Sadly when it comes to trees, I can’t tell a Spruce from a Goose or an Oak from a goat but society fawns all over the impolite pollen polluters. Maybe it doesn’t take a sweaty arborist to read ‘tween the rings around my collar, but I sure could use one to take a bead on the leaves and the dirty deeds of my evil trees. I may not know cones, needles or nuts, unless they are with ice cream, sewing, or insane n’ salty mutts like me, but trees should really learn some manners just like the rest of us.

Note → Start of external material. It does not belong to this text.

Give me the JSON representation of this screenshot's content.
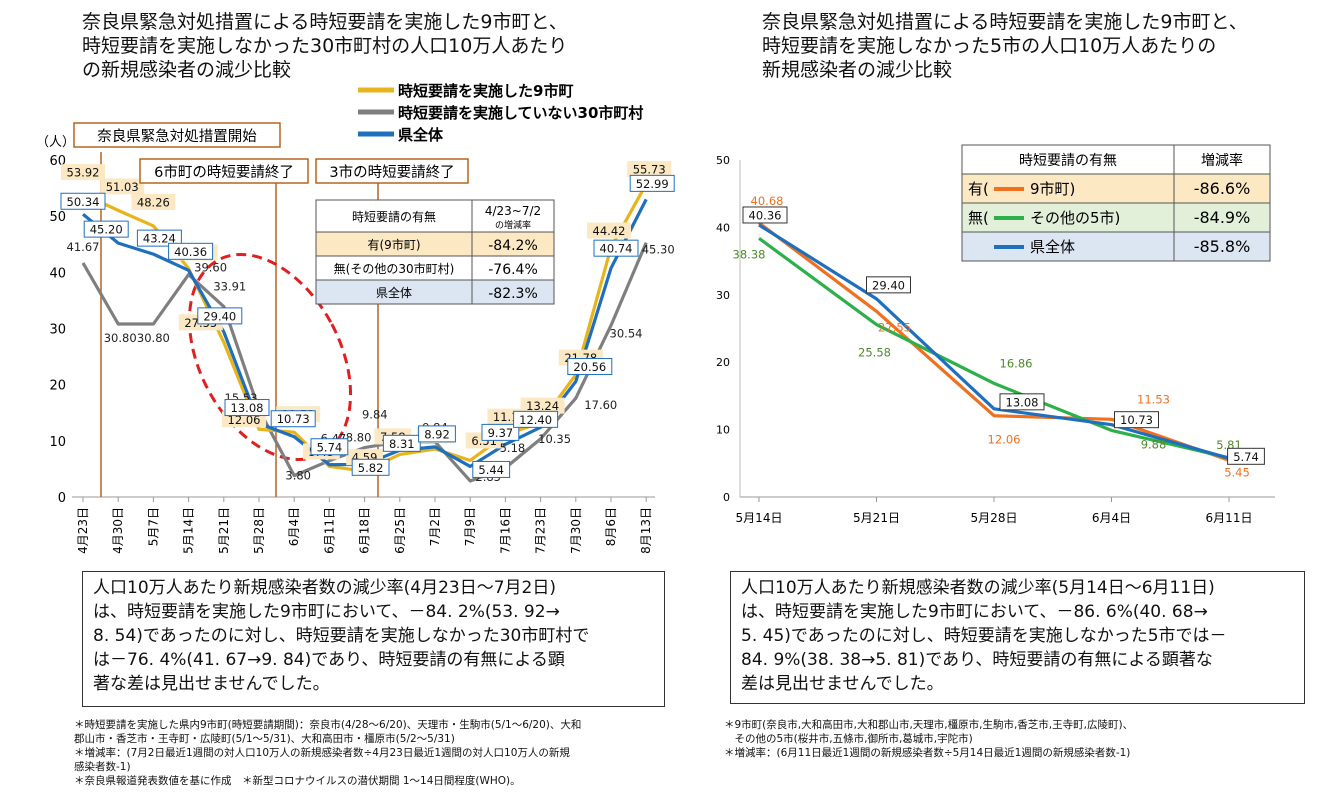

Maybe my problem with trees is because just like the government I think they are all rooted in dirt, thrive on manure, and have too many branches for their own good. Or maybe no matter how hard I have tried to ‘be-FROND’ trees and win them over with my ever green sleeved advances, I have had to face the fact that ‘mulch’ of their personalities are wooden. I know it can get a little scary out in the elements but at least I don’t turn yellow at the first sign of frost and give everyone around me the silent treatment day in and day out.

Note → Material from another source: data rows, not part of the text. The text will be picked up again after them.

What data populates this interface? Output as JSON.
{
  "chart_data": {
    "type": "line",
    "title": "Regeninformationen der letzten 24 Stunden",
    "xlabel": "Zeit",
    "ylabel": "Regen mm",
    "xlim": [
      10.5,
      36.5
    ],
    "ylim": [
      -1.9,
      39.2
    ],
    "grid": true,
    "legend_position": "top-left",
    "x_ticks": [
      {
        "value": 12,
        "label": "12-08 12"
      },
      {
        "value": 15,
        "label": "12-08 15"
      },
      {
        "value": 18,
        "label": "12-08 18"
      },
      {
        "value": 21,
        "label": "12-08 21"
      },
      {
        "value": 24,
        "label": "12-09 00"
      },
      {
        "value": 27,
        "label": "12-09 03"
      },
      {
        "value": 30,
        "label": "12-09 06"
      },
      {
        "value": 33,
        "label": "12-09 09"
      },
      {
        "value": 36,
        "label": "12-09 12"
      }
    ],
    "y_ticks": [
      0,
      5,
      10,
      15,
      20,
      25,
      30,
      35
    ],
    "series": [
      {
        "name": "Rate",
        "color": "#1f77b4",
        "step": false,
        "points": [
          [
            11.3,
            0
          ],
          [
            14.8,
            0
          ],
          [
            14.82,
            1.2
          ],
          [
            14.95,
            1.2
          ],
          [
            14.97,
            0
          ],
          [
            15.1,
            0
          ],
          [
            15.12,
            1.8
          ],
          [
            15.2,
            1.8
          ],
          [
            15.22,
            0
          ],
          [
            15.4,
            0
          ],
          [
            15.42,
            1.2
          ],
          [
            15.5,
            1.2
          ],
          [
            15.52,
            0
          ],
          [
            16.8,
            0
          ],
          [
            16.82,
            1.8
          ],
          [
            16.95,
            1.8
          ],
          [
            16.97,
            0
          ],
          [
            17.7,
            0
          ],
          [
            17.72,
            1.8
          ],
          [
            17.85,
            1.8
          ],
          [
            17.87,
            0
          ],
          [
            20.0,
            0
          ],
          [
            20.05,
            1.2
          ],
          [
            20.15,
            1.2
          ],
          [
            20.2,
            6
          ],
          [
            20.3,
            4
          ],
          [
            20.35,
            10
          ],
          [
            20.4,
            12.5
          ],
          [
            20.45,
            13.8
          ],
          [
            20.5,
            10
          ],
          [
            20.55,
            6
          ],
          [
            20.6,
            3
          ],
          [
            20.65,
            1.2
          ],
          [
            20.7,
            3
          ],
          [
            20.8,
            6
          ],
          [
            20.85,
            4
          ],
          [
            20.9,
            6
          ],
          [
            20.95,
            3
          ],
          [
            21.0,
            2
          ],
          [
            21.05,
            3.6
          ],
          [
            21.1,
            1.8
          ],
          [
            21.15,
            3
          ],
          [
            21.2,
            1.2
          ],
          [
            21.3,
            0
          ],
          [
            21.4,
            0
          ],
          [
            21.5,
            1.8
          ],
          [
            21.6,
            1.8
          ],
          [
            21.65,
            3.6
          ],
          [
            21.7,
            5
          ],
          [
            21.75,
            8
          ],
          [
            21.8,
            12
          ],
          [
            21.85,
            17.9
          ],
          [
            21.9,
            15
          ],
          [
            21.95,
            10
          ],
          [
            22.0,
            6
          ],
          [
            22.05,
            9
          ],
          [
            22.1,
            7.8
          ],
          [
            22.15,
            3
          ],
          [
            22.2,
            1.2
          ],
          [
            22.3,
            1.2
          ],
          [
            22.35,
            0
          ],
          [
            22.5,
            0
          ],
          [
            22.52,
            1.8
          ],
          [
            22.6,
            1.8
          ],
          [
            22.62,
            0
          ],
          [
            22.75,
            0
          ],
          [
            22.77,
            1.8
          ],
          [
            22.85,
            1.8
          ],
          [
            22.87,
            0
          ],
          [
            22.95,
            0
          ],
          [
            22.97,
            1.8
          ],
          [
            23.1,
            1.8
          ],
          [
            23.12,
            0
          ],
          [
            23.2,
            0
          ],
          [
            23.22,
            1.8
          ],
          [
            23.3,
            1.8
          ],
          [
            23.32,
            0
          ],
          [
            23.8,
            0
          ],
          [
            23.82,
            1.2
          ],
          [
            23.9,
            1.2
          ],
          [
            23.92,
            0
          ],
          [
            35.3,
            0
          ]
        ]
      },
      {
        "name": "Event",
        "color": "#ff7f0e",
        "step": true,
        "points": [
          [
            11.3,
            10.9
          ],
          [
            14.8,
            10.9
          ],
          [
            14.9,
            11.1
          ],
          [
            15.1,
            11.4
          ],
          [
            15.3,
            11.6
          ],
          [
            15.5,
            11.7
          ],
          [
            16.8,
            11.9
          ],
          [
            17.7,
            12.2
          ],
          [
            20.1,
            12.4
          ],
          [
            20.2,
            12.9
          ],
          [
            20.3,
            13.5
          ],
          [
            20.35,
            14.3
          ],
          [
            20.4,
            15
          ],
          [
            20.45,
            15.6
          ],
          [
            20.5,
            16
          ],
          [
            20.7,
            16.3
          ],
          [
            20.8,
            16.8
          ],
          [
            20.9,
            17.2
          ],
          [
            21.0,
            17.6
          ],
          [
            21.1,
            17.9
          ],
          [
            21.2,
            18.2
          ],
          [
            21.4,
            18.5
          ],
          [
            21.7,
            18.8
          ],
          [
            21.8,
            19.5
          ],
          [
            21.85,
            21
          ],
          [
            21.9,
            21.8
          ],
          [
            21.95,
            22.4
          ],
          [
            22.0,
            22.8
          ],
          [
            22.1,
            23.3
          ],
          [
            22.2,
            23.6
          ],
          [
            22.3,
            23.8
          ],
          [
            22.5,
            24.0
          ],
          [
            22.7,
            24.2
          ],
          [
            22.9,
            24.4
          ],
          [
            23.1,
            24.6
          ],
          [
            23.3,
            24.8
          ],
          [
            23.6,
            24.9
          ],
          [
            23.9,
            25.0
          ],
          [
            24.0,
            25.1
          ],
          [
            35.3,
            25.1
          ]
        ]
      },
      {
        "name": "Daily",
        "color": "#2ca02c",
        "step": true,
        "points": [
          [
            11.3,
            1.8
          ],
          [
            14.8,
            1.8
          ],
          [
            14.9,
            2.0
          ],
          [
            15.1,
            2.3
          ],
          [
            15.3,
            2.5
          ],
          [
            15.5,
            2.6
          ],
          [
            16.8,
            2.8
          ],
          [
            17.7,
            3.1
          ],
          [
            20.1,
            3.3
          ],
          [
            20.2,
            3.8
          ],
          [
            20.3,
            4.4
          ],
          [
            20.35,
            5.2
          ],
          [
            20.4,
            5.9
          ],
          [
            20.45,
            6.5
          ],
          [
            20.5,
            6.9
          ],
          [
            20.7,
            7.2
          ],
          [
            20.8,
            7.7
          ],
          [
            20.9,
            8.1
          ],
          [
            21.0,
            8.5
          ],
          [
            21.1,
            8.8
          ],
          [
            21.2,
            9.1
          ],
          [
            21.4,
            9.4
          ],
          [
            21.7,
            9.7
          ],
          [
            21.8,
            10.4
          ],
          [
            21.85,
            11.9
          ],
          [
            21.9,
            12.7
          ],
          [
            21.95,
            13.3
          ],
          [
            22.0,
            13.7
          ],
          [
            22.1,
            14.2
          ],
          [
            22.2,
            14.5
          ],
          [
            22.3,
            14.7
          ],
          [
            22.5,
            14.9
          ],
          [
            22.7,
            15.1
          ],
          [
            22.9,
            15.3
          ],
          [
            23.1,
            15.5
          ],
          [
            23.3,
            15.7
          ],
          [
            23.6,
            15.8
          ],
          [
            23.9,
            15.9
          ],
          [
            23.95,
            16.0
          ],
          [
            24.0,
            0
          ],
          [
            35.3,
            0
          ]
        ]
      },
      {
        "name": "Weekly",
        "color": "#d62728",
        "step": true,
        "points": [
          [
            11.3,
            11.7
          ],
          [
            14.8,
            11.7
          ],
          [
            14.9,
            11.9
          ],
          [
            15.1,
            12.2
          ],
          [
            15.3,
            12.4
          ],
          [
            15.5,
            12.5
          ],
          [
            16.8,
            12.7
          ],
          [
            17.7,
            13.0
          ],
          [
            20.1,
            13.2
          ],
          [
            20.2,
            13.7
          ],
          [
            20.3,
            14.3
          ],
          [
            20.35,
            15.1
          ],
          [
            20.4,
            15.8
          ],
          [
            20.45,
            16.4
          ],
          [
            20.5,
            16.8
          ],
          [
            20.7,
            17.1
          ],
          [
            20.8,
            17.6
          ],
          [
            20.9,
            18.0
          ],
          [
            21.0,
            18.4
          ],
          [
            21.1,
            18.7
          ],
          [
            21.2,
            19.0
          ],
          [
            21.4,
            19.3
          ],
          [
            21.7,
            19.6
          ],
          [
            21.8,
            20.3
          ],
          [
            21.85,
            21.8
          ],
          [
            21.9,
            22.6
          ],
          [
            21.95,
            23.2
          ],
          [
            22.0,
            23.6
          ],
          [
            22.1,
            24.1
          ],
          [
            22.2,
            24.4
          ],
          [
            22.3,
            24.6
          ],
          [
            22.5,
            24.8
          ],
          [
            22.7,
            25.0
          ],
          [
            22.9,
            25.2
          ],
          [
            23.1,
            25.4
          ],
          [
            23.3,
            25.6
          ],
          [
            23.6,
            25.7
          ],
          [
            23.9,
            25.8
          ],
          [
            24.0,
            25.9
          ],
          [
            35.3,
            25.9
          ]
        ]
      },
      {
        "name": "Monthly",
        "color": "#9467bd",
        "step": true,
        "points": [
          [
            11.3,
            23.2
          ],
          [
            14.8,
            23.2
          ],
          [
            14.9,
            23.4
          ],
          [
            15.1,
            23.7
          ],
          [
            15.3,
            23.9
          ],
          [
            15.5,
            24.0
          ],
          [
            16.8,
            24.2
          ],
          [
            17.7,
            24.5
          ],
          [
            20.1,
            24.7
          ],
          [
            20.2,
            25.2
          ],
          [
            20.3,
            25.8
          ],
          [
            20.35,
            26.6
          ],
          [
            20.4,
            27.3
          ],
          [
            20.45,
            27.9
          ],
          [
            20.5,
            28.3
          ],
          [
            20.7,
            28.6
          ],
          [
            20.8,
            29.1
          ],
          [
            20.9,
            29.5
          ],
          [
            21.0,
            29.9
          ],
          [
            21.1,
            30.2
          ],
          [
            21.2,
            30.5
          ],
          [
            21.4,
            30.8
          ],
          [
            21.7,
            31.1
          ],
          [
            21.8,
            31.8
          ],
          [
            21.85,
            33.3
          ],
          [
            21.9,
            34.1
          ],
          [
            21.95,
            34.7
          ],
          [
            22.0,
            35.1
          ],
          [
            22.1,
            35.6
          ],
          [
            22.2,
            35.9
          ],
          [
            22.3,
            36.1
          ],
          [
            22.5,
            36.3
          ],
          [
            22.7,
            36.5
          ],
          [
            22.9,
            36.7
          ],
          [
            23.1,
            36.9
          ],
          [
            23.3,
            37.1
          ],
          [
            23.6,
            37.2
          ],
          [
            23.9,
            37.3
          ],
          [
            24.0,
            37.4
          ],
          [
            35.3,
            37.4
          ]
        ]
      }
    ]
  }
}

Usually the tall and shady will show me their frequent disapproval of social norms by dropping hard hints, sticks, and twigs on my truck top as well as the knock knot on my soft locks. Though it’s probably not a surprise that trees n’ me don’t get along since I have been known to abuse their kinfolk PAPER, in both the bathroom and with penned puns. They’re just envious that I’m not frightened by the flames on my colorfully stylish swim trunks and I can at least take mine off once in awhile to air out when ants are crawling up ‘em.